Teriparatide is the bioactive N-terminal 34-amino-acid fragment of human parathyroid hormone (PTH). It exerts its effects by binding to the parathyroid hormone 1 receptor (PTH1R), a G protein-coupled receptor (GPCR) expressed on osteoblasts, osteocytes, and renal tubular cells. The critical pharmacological principle underlying teriparatide is the anabolic window: intermittent (pulsatile) PTH1R activation preferentially stimulates osteoblast-mediated bone formation, while continuous PTH exposure favors osteoclast-mediated bone resorption.

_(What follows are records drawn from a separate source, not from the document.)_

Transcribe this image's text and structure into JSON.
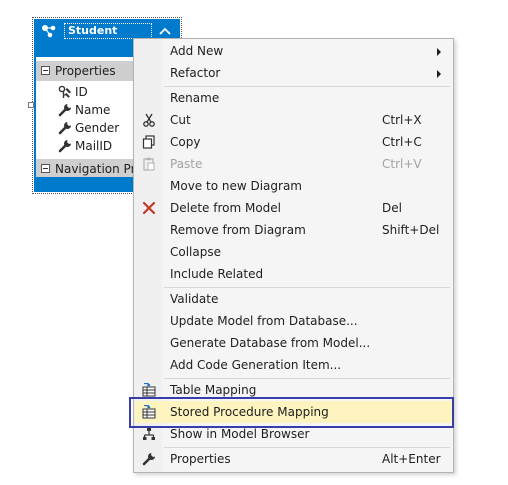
{
  "entity": {
    "title": "Student",
    "properties_label": "Properties",
    "properties": [
      {
        "name": "ID",
        "icon": "key-wrench-icon"
      },
      {
        "name": "Name",
        "icon": "wrench-icon"
      },
      {
        "name": "Gender",
        "icon": "wrench-icon"
      },
      {
        "name": "MailID",
        "icon": "wrench-icon"
      }
    ],
    "navigation_label": "Navigation Pro"
  },
  "menu": {
    "items": [
      {
        "label": "Add New",
        "submenu": true
      },
      {
        "label": "Refactor",
        "submenu": true
      },
      {
        "label": "Rename"
      },
      {
        "label": "Cut",
        "shortcut": "Ctrl+X",
        "icon": "scissors-icon"
      },
      {
        "label": "Copy",
        "shortcut": "Ctrl+C",
        "icon": "copy-icon"
      },
      {
        "label": "Paste",
        "shortcut": "Ctrl+V",
        "icon": "paste-icon",
        "disabled": true
      },
      {
        "label": "Move to new Diagram"
      },
      {
        "label": "Delete from Model",
        "shortcut": "Del",
        "icon": "delete-x-icon"
      },
      {
        "label": "Remove from Diagram",
        "shortcut": "Shift+Del"
      },
      {
        "label": "Collapse"
      },
      {
        "label": "Include Related"
      },
      {
        "label": "Validate"
      },
      {
        "label": "Update Model from Database..."
      },
      {
        "label": "Generate Database from Model..."
      },
      {
        "label": "Add Code Generation Item..."
      },
      {
        "label": "Table Mapping",
        "icon": "table-mapping-icon"
      },
      {
        "label": "Stored Procedure Mapping",
        "icon": "stored-procedure-icon",
        "highlighted": true
      },
      {
        "label": "Show in Model Browser",
        "icon": "model-browser-icon"
      },
      {
        "label": "Properties",
        "shortcut": "Alt+Enter",
        "icon": "wrench-icon"
      }
    ]
  },
  "colors": {
    "entity_blue": "#007acc",
    "highlight_border": "#3b3da6",
    "hover_fill": "#fdf4bf",
    "delete_red": "#c0392b"
  }
}
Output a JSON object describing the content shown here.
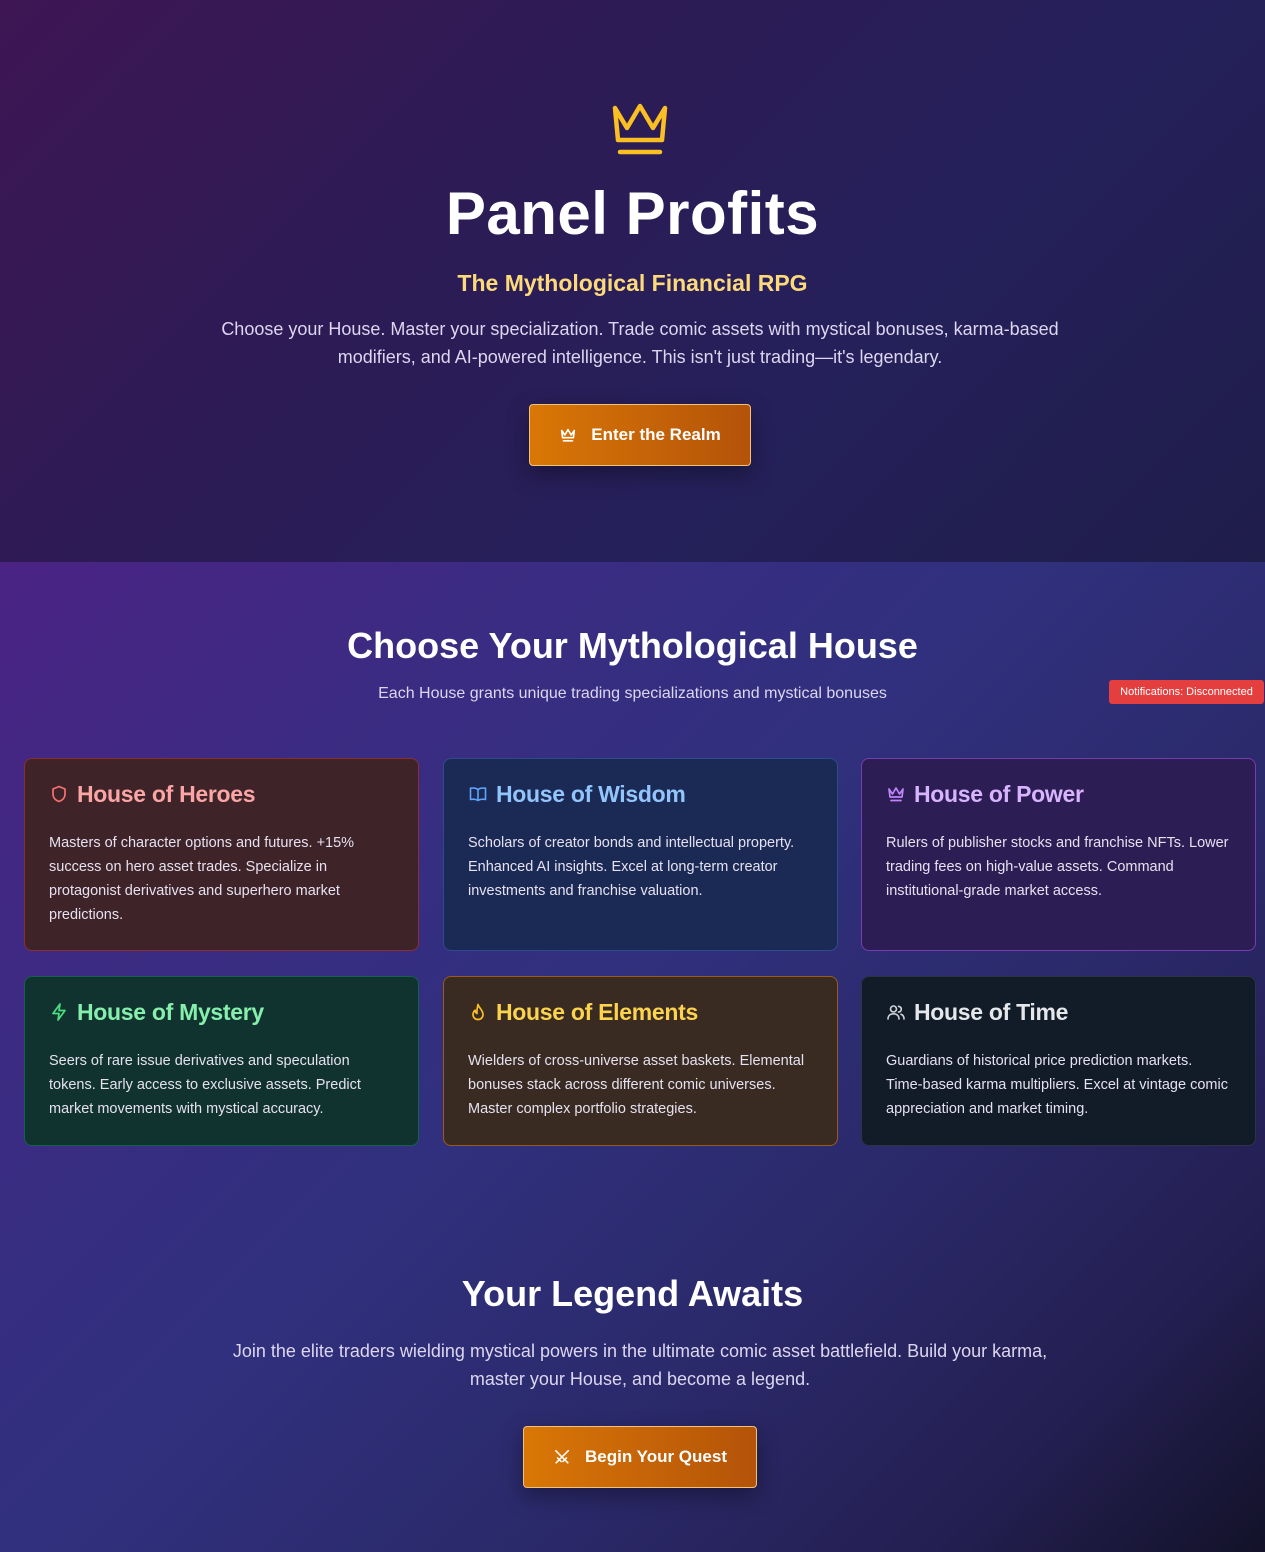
{
  "hero": {
    "icon": "crown-icon",
    "title": "Panel Profits",
    "subtitle": "The Mythological Financial RPG",
    "description": "Choose your House. Master your specialization. Trade comic assets with mystical bonuses, karma-based modifiers, and AI-powered intelligence. This isn't just trading—it's legendary.",
    "cta": {
      "label": "Enter the Realm",
      "icon": "crown-icon"
    }
  },
  "houses_section": {
    "title": "Choose Your Mythological House",
    "subtitle": "Each House grants unique trading specializations and mystical bonuses",
    "houses": [
      {
        "name": "House of Heroes",
        "icon": "shield-icon",
        "color": "#fca5a5",
        "description": "Masters of character options and futures. +15% success on hero asset trades. Specialize in protagonist derivatives and superhero market predictions."
      },
      {
        "name": "House of Wisdom",
        "icon": "book-icon",
        "color": "#93c5fd",
        "description": "Scholars of creator bonds and intellectual property. Enhanced AI insights. Excel at long-term creator investments and franchise valuation."
      },
      {
        "name": "House of Power",
        "icon": "crown-icon",
        "color": "#d8b4fe",
        "description": "Rulers of publisher stocks and franchise NFTs. Lower trading fees on high-value assets. Command institutional-grade market access."
      },
      {
        "name": "House of Mystery",
        "icon": "lightning-icon",
        "color": "#86efac",
        "description": "Seers of rare issue derivatives and speculation tokens. Early access to exclusive assets. Predict market movements with mystical accuracy."
      },
      {
        "name": "House of Elements",
        "icon": "flame-icon",
        "color": "#fcd34d",
        "description": "Wielders of cross-universe asset baskets. Elemental bonuses stack across different comic universes. Master complex portfolio strategies."
      },
      {
        "name": "House of Time",
        "icon": "users-icon",
        "color": "#e5e7eb",
        "description": "Guardians of historical price prediction markets. Time-based karma multipliers. Excel at vintage comic appreciation and market timing."
      }
    ]
  },
  "notification_badge": {
    "text": "Notifications: Disconnected",
    "color": "#e53e3e"
  },
  "legend_section": {
    "title": "Your Legend Awaits",
    "description": "Join the elite traders wielding mystical powers in the ultimate comic asset battlefield. Build your karma, master your House, and become a legend.",
    "cta": {
      "label": "Begin Your Quest",
      "icon": "swords-icon"
    }
  },
  "colors": {
    "accent": "#d97706",
    "gold": "#fcd97a"
  }
}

When teriparatide is injected once daily, serum PTH(1-34) levels rise rapidly, peak at ~30 minutes, and return to baseline within 3-4 hours. This brief pulse activates osteoblast signaling pathways including Wnt/beta-catenin, Runx2 transcription factor upregulation, and suppression of sclerostin (the endogenous Wnt pathway inhibitor produced by osteocytes). The net effect during the first 6-12 months of therapy is a period of predominant bone formation over resorption — the "anabolic window" — during which BMD increases substantially (PMID: 11346808).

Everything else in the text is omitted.